Surely it must rank as the greatest single indictment of any administration in the history of modern civilisation that all that we can come up with is Mr Hayden’s suggestion that we should have a national oil company — shades of Pertamina which bankrupted Indonesia (which sophisticated world oil traders would soon rob of their socks), and Mr Fraser having his car converted to LPG (which is derived from oil anyhow).

In short, there is less justification for Australia being subject to petrol rationing, oil shortages or energy crises than any nation on this earth.

Instead of pussyfooting around with red herrings such as solar power (which would take an investment of $40,000 for the average householder to run a domestic two-slice toaster), and with costly, inefficient shale oil conversion schemes and so on, all that is needed is the for the Government to get out of the road and make conditions so attractive that Australia is the most attractive place in which to drill for oil in the world.

We have an example which Canberra should learn from and follow very smartly, and that is that the State of Alaska has illustrated that it could fuel USA for 200 years but for Federal control of much of the land preventing development of its resources.

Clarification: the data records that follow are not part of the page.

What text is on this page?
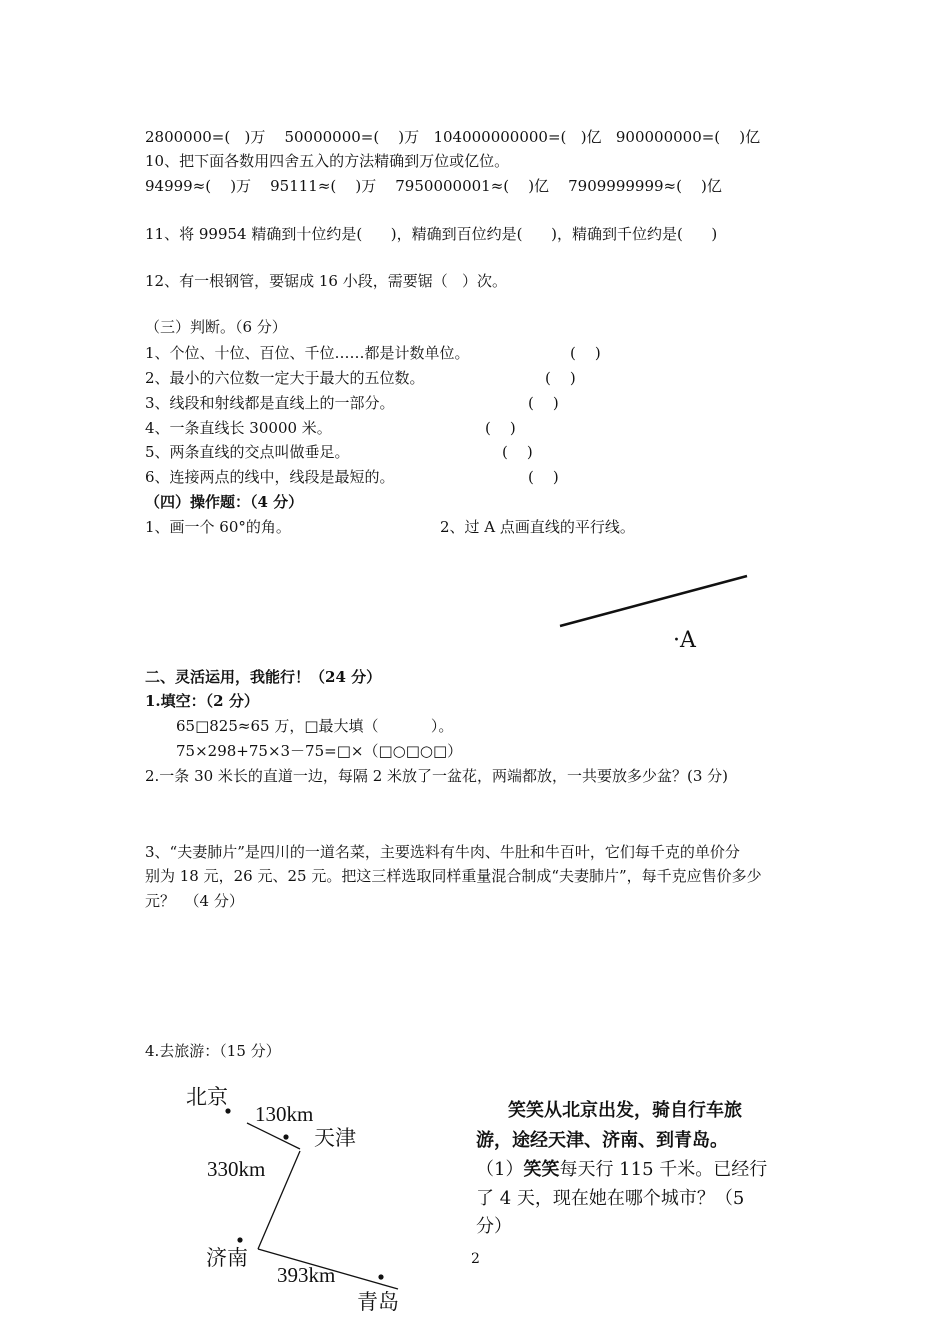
2800000=(   )万    50000000=(    )万   104000000000=(   )亿   900000000=(    )亿
10、把下面各数用四舍五入的方法精确到万位或亿位。
94999≈(    )万    95111≈(    )万    7950000001≈(    )亿    7909999999≈(    )亿
11、将 99954 精确到十位约是(      )，精确到百位约是(      )，精确到千位约是(      )
12、有一根钢管，要锯成 16 小段，需要锯（   ）次。
（三）判断。（6 分）
1、个位、十位、百位、千位……都是计数单位。	(    )
2、最小的六位数一定大于最大的五位数。	(    )
3、线段和射线都是直线上的一部分。	(    )
4、一条直线长 30000 米。	(    )
5、两条直线的交点叫做垂足。	(    )
6、连接两点的线中，线段是最短的。	(    )
（四）操作题：（4 分）
1、画一个 60°的角。	2、过 A 点画直线的平行线。
·A
二、灵活运用，我能行！（24 分）
1.填空：（2 分）
65□825≈65 万，□最大填（           ）。
75×298+75×3－75=□×（□○□○□）
2.一条 30 米长的直道一边，每隔 2 米放了一盆花，两端都放，一共要放多少盆？(3 分)
3、“夫妻肺片”是四川的一道名菜，主要选料有牛肉、牛肚和牛百叶，它们每千克的单价分
别为 18 元，26 元、25 元。把这三样选取同样重量混合制成“夫妻肺片”，每千克应售价多少
元？  （4 分）
4.去旅游：（15 分）
北京
130km
天津
330km
济南
393km
青岛
笑笑从北京出发，骑自行车旅
游，途经天津、济南、到青岛。
（1）笑笑每天行 115 千米。已经行
了 4 天，现在她在哪个城市？（5
分）
2
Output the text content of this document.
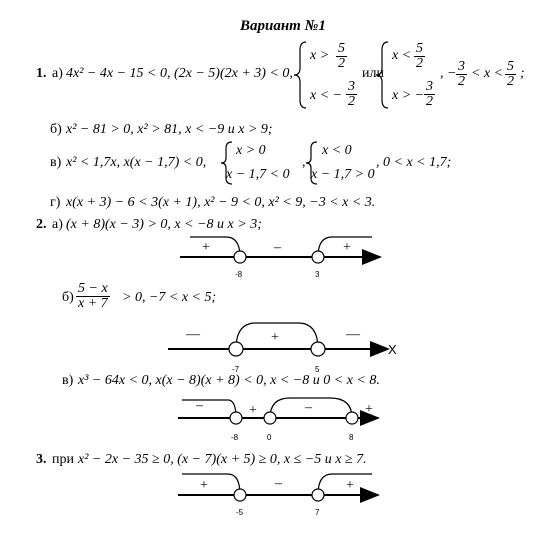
Вариант №1
1. а) 4x² − 4x − 15 < 0, (2x − 5)(2x + 3) < 0,
$x > \frac{5}{2}$
x < − $\frac{3}{2}$
или
$x < \frac{5}{2}$
x > − $\frac{3}{2}$
, − $\frac{3}{2} < x < \frac{5}{2}$ ;
б) x² − 81 > 0, x² > 81, x < −9 и x > 9;
в) x² < 1,7x, x(x − 1,7) < 0,
x > 0
x − 1,7 < 0
,
x < 0
x − 1,7 > 0
, 0 < x < 1,7;
г) x(x + 3) − 6 < 3(x + 1), x² − 9 < 0, x² < 9, −3 < x < 3.
2. а) (x + 8)(x − 3) > 0, x < −8 и x > 3;
$б) \frac{5 - x}{x + 7} > 0$, −7 < x < 5;
в) x³ − 64x < 0, x(x − 8)(x + 8) < 0, x < −8 и 0 < x < 8.
3. при x² − 2x − 35 ≥ 0, (x − 7)(x + 5) ≥ 0, x ≤ −5 и x ≥ 7.
+	–	+
-8	3
—	+	—
X
-7	5
–	+	–	+
-8	0	8
+	–	+
-5	7
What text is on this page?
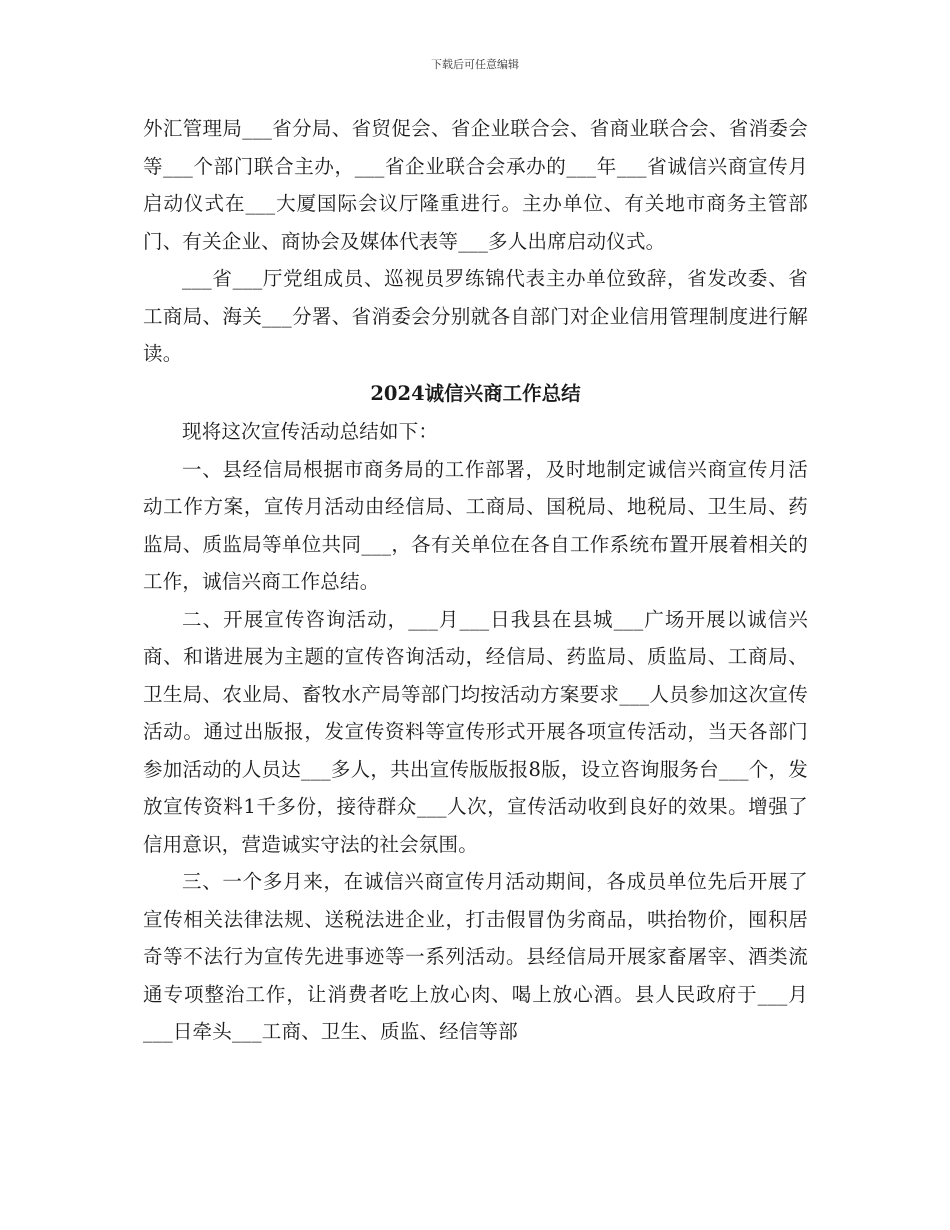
下载后可任意编辑

外汇管理局___省分局、省贸促会、省企业联合会、省商业联合会、省消委会等___个部门联合主办，___省企业联合会承办的___年___省诚信兴商宣传月启动仪式在___大厦国际会议厅隆重进行。主办单位、有关地市商务主管部门、有关企业、商协会及媒体代表等___多人出席启动仪式。

___省___厅党组成员、巡视员罗练锦代表主办单位致辞，省发改委、省工商局、海关___分署、省消委会分别就各自部门对企业信用管理制度进行解读。

2024诚信兴商工作总结

现将这次宣传活动总结如下：

一、县经信局根据市商务局的工作部署，及时地制定诚信兴商宣传月活动工作方案，宣传月活动由经信局、工商局、国税局、地税局、卫生局、药监局、质监局等单位共同___，各有关单位在各自工作系统布置开展着相关的工作，诚信兴商工作总结。

二、开展宣传咨询活动，___月___日我县在县城___广场开展以诚信兴商、和谐进展为主题的宣传咨询活动，经信局、药监局、质监局、工商局、卫生局、农业局、畜牧水产局等部门均按活动方案要求___人员参加这次宣传活动。通过出版报，发宣传资料等宣传形式开展各项宣传活动，当天各部门参加活动的人员达___多人，共出宣传版版报8版，设立咨询服务台___个，发放宣传资料1千多份，接待群众___人次，宣传活动收到良好的效果。增强了信用意识，营造诚实守法的社会氛围。

三、一个多月来，在诚信兴商宣传月活动期间，各成员单位先后开展了宣传相关法律法规、送税法进企业，打击假冒伪劣商品，哄抬物价，囤积居奇等不法行为宣传先进事迹等一系列活动。县经信局开展家畜屠宰、酒类流通专项整治工作，让消费者吃上放心肉、喝上放心酒。县人民政府于___月___日牵头___工商、卫生、质监、经信等部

If the USA de-controlled Alaska, the US could again become an exporter of oil, thus removing power from OPEC to raise prices and throw the world into depression.

Despite the lowness of the present polls, the way is open to Mr Anthony, as head of the Department of Minerals and Energy, to rescue his coalition Government from almost certain defeat, and Australia from depression, by taking advantage of the present artificial energy crisis and initiating action in a positive manner to save Australia, by removing these restrictive Government controls.